= British Library, MS Egerton 1994 =

Collection of English Renaissance plays housed in the British Library

Egerton MS 1994 is a manuscript collection of English Renaissance plays, now in the Egerton Collection of the British Library. Probably prepared by the actor William Cartwright around 1642, and later presented by him to Dulwich College, the collection contains unique copies of several Elizabethan, Jacobean, and Caroline dramas, including significant works like Edmund Ironside and Thomas of Woodstock.

The collection contains fourteen plays and an anonymous masque:
- The Elder Brother, by John Fletcher and Philip Massinger — folios 2-29
- Dick of Devonshire, attributed to Robert Davenport or Thomas Heywood — ff. 30-51
- The Captives, by Thomas Heywood — ff. 52-73
- The Escapes of Jupiter, by Thomas Heywood — ff. 74-95
- Edmund Ironside — ff. 96-118
- Charlemagne — ff. 119-35
- The Fatal Marriage or A Second Lucretia — ff. 136-60
- Thomas of Woodstock — ff. 161-85
- The Lady Mother, by Henry Glapthorne — ff. 186-211
- A masque — ff. 212-23
- The Two Noble Ladies and the Converted Conjurer — ff. 224-44
- Nero — ff. 245-67
- The Poor Man's Comfort, by Robert Daborne — ff. 268-92
- Love's Changelings' Change — ff. 293-316
- The Launching of the Mary, attributed to Walter Mountfort — ff. 317-49.

Thomas of Woodstock was one of Shakespeare's sources for his Richard II, and Edmund Ironside has been attributed to Shakespeare by some commentators.

Some of the plays, like The Two Noble Ladies and the two Heywood works, are judged to be autograph scripts, in the handwriting of the authors. (The Escapes of Jupiter consists of excerpts from Heywood's The Golden Age and The Silver Age.) The untitled masque in the collection has strong commonalities with the work of George Chapman; it borrows a long passage from The Tragedy of Byron, suggesting Chapman influence rather than authorship.

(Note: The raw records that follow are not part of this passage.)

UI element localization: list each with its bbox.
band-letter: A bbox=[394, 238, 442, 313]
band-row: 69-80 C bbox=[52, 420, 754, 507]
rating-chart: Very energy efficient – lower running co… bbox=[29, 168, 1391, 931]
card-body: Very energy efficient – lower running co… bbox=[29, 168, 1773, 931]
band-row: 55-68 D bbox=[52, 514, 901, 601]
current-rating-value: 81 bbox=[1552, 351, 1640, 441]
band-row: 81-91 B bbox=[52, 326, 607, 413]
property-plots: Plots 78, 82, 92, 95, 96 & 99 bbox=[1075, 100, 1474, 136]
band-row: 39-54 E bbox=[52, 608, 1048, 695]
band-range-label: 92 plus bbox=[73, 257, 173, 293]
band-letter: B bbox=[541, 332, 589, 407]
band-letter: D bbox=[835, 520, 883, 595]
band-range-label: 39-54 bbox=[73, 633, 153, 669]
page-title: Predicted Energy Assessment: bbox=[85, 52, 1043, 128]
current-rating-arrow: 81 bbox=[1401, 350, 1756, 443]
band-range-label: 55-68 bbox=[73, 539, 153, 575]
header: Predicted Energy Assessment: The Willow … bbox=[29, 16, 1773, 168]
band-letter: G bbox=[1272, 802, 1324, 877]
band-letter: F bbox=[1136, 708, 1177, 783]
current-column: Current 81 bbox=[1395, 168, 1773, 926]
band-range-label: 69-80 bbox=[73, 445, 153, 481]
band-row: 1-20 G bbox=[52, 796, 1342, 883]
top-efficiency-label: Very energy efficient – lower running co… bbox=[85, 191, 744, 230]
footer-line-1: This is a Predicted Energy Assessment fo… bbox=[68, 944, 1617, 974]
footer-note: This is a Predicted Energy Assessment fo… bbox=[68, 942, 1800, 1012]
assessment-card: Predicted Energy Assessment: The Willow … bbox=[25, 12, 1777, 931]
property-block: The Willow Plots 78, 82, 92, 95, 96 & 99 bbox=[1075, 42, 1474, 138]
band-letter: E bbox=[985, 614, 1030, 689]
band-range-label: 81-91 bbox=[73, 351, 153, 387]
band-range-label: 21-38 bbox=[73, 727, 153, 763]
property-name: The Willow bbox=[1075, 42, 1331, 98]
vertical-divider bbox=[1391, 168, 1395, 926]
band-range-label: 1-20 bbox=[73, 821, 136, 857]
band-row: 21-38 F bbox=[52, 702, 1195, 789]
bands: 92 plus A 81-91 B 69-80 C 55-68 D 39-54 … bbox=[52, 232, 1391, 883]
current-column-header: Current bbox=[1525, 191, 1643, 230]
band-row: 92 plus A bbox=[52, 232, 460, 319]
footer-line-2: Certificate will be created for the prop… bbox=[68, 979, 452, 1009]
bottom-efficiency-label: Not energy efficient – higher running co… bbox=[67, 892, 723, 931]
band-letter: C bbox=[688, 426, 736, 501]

The Launching of the Mary is a "first draft, written at different times, with different inks, and on different paper." The play was written at sea but subsequently supplied to a professional playing company when its author, Walter Mountfort, had returned to London.

The anonymous works in the collection have been the subject of attribution studies, and disagreements. Dick of Devonshire has been assigned to Davenport, but also to Heywood.